PhD Defense, 9/30: Kevin "KJ" Krause | Department of Biomedical Informatics

September 28, 2022

Below is this week's PhD student defense. See details below:

FRIDAY, SEPTEMBER 30, 2022 at 9:00 AM CT

krause

Title: "Applying Network Analysis and Supervised Learning to Electronic Clinical Notes to Improve Operational Suicide Risk Prevention at an Academic Medical Center"

Location: 2525 West End Avenue, 8th Floor, Room 8110
ZOOM LINK HERE

Abstract: Suicide is a significant and rising threat to public health. In the United States, 47,500 people died from suicide in 2019, a 10-year increase of 30%. Informaticians studying suicide are working on improved ways to analyze suicide risk factors and predict the probability of future suicidal behavior.

Vanderbilt University Medical Center currently identifies at-risk patients with the Vanderbilt Suicide Attempt and Ideation Likelihood risk model (VSAIL), an operational suicide prevention tool using structured electronic health record data to predict suicide attempts.

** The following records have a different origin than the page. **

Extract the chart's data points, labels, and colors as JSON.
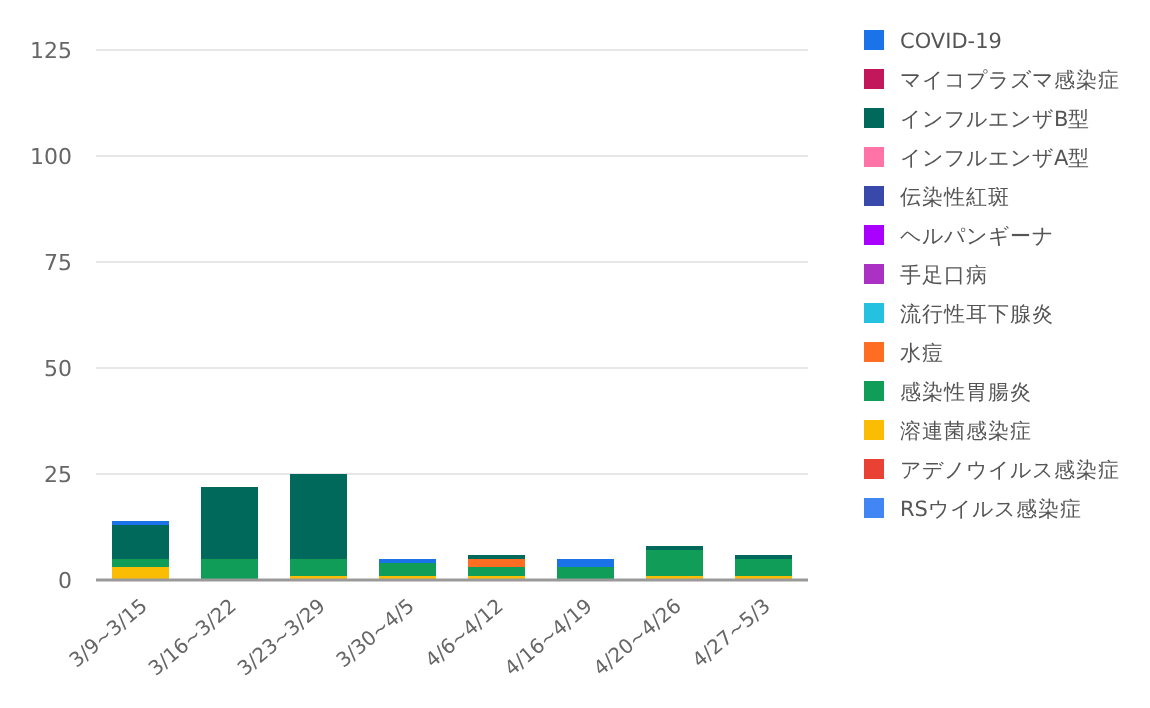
{
  "chart_data": {
    "type": "bar",
    "stacked": true,
    "grid": "y",
    "legend": "right",
    "categories": [
      "3/9~3/15",
      "3/16~3/22",
      "3/23~3/29",
      "3/30~4/5",
      "4/6~4/12",
      "4/16~4/19",
      "4/20~4/26",
      "4/27~5/3"
    ],
    "ylim": [
      0,
      125
    ],
    "yticks": [
      0,
      25,
      50,
      75,
      100,
      125
    ],
    "series": [
      {
        "name": "RSウイルス感染症",
        "color": "#4285f4",
        "values": [
          0,
          0,
          0,
          0,
          0,
          0,
          0,
          0
        ]
      },
      {
        "name": "アデノウイルス感染症",
        "color": "#e94235",
        "values": [
          0,
          0,
          0,
          0,
          0,
          0,
          0,
          0
        ]
      },
      {
        "name": "溶連菌感染症",
        "color": "#fbbc04",
        "values": [
          3,
          0,
          1,
          1,
          1,
          0,
          1,
          1
        ]
      },
      {
        "name": "感染性胃腸炎",
        "color": "#0f9d58",
        "values": [
          2,
          5,
          4,
          3,
          2,
          3,
          6,
          4
        ]
      },
      {
        "name": "水痘",
        "color": "#ff6d22",
        "values": [
          0,
          0,
          0,
          0,
          2,
          0,
          0,
          0
        ]
      },
      {
        "name": "流行性耳下腺炎",
        "color": "#24c1e0",
        "values": [
          0,
          0,
          0,
          0,
          0,
          0,
          0,
          0
        ]
      },
      {
        "name": "手足口病",
        "color": "#ab30c4",
        "values": [
          0,
          0,
          0,
          0,
          0,
          0,
          0,
          0
        ]
      },
      {
        "name": "ヘルパンギーナ",
        "color": "#aa00ff",
        "values": [
          0,
          0,
          0,
          0,
          0,
          0,
          0,
          0
        ]
      },
      {
        "name": "伝染性紅斑",
        "color": "#3949ab",
        "values": [
          0,
          0,
          0,
          0,
          0,
          0,
          0,
          0
        ]
      },
      {
        "name": "インフルエンザA型",
        "color": "#ff73a6",
        "values": [
          0,
          0,
          0,
          0,
          0,
          0,
          0,
          0
        ]
      },
      {
        "name": "インフルエンザB型",
        "color": "#00695c",
        "values": [
          8,
          17,
          20,
          0,
          1,
          0,
          1,
          1
        ]
      },
      {
        "name": "マイコプラズマ感染症",
        "color": "#c2185b",
        "values": [
          0,
          0,
          0,
          0,
          0,
          0,
          0,
          0
        ]
      },
      {
        "name": "COVID-19",
        "color": "#1a73e8",
        "values": [
          1,
          0,
          0,
          1,
          0,
          2,
          0,
          0
        ]
      }
    ]
  }
}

VSAIL does not consider free-text clinical notes, which have proven effective in many other clinical prediction models. In these studies, we use clinical notes to identify suicide risk factors and improve the VSAIL risk model. We ascertain suicide attempt events with billing codes and use natural language processing to extract bag-of-words representations of clinical notes from the Health Data Repository Initiative at VUMC.

We generate cooccurrence-based risk networks for suicidal ideation, suicide attempt, and suicidal ideation evolving to suicide attempt. We train machine learning models (logistic regression, random forest, and gradient boosting machine) to predict suicide attempts within 30 days of a hospital visit using the clinical terms present clinical notes from the prior 90 days. We also train an early-fusion model on the combined features from the structured and clinical note models, and a late-fusion model on the predictions made by the structured and clinical note models.

Last, we compare the model performances (structured, clinical note, early-fusion, and late-fusion) on a common validation test set to select the optimal model. Our networks replicate existing risk factor findings and provide additional insight into the degree to which risk factors behave as independent morbidities or as interacting comorbidities with other risk factors. On a 240k patient validation cohort, our clinical note model outperforms the previously developed structured model (average precision = 0.33 and 0.19, respectively; p < 0.001), and that the late-fusion model outperforms all other models (average precision = 0.41, p < 0.001). These results suggest that clinical notes alone contain rich information absent from the structured record and that the structured and clinical note data complement one-another as inputs to clinical prediction models.